For newly transplanted San Franciscan Jessica Ann, her new gift shop on Union Street in Cow Hollow is not just a store. It’s a tribute to her ancestry—in particular, her devoted grandmother.
Nikoniko Gifts, the all-Asian artisan shop highlighting goods from across the continent’s diasporas, nods to Ann’s Korean and Japanese heritage. The name means “smiley” in Japanese, and the brick-and-mortar's logo and signage spell it out in Japanese and Korean lettering to honor both halves of her family tree.
Nikoniko is also a reminder of the sage advice of Ann’s maternal grandmother, a determined businesswoman who raised her single-handedly from the time she was 9 months old before passing away, shortly after Ann turned 18.
“One of the things that kind of resonated was that my grandma always said, ‘Do what makes you happy,’” Ann said. “And when I think about things that I like, I smile. You know, we naturally smile. And so I wanted everybody who walks in here to find some sort of happiness, even though it's just a brief moment.”
The shop, which stands out for its array of goods by Asian brands and artisans from around the world, offers plenty to smile about—from greeting cards of fanciful French frogs made by an Asian designer in London to rare Japanese knives cut in the shape of whales.
“Whether you're Asian and you're living in London or Asian and living in France, there's a story behind it,” Ann said as she showed The Standard around the store.
The intention of the store was to fill a void or “white space” in the market for Asian goods, she said. From Chinatown to Japantown, San Francisco boasts many shops that celebrate the craftsmanship and creativity of Asian artisans, but Ann—who grew up in Los Angeles’s Koreatown—didn’t see many stores that brought all of these rich cultural traditions together in one place after moving to San Francisco last year.
“When I look at even stores in LA or stores here, there's not enough representation for Asian artisans or designers or creators,” Ann said. “I didn't see a lot of integrated, mixed Asian representation in gift stores.”
So soon after quitting her job as a toy designer for a startup earlier this year, Ann launched Nikoniko, securing a lease and setting up shop in just five weeks. The store celebrated its grand opening earlier this month and plans to sell a range of gift sets in the lead-up to Mother’s Day, which can be packaged in beautiful silky wrappings, Japanese- or Korean-style.

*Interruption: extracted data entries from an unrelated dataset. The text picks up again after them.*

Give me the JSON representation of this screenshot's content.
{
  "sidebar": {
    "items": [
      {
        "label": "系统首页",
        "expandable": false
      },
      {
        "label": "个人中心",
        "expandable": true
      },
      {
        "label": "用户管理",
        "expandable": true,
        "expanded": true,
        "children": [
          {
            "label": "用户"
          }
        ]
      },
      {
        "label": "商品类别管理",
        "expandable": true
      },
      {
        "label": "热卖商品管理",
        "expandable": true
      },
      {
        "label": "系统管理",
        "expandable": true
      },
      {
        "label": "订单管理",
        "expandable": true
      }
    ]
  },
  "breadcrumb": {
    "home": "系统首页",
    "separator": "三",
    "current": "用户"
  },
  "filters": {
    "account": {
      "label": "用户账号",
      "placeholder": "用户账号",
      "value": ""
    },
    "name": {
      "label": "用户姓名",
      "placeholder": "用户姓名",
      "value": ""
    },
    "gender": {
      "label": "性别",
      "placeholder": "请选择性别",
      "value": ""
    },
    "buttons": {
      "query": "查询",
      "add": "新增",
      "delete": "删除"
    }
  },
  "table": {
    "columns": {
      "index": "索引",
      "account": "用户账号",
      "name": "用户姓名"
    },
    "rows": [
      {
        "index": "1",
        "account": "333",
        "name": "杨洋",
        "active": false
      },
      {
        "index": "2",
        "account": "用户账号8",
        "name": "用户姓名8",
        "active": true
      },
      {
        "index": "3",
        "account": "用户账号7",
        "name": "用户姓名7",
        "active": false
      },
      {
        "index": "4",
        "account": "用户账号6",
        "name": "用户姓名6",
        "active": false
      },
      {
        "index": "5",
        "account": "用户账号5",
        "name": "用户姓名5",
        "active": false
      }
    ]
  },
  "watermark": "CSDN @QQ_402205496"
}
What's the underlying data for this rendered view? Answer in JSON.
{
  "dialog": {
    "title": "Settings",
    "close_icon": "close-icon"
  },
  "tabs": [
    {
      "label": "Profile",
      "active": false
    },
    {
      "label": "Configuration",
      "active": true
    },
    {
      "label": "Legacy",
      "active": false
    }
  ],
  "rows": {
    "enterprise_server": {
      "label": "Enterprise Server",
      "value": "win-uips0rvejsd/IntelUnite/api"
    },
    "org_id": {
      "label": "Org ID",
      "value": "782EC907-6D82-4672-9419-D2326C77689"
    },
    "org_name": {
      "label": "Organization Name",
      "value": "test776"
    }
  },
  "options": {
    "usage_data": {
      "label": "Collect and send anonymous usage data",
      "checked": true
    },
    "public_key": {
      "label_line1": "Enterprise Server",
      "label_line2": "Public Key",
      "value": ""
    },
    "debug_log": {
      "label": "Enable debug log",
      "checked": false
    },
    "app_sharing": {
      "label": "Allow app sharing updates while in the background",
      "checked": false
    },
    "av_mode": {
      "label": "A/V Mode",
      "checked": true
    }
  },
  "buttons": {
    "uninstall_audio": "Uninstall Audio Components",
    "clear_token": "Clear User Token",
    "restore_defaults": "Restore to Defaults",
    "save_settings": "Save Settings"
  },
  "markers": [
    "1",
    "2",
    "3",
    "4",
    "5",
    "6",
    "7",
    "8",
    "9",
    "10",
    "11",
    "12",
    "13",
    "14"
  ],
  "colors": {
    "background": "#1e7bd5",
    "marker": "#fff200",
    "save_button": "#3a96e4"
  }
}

In another nod to Ann’s dual ancestry, the store offers a unique gift-wrapping service, which combines Japanese furoshiki and Korean bojagi gift-wrapping techniques. Whether you purchase something for your mum in-store or elsewhere, you can buy a box and reusable fabric from Nikoniko, and the store will wrap up the item for you. The fabric can be repurposed as a scarf, a table setting or wall art, adding to the sustainability and sentimentality of the gift, Ann said.
She wanted to share these traditional gift-wrapping techniques so that she could put a loving touch on the products she’s sharing with patrons of her store—just as her business-savvy grandmother taught her.
“The way I talk to customers when they walk in, the way I treat them, the hospitality, like the mindset of all of that, I learned that from her,” Ann said of her grandmother. “So it's a tribute to her.”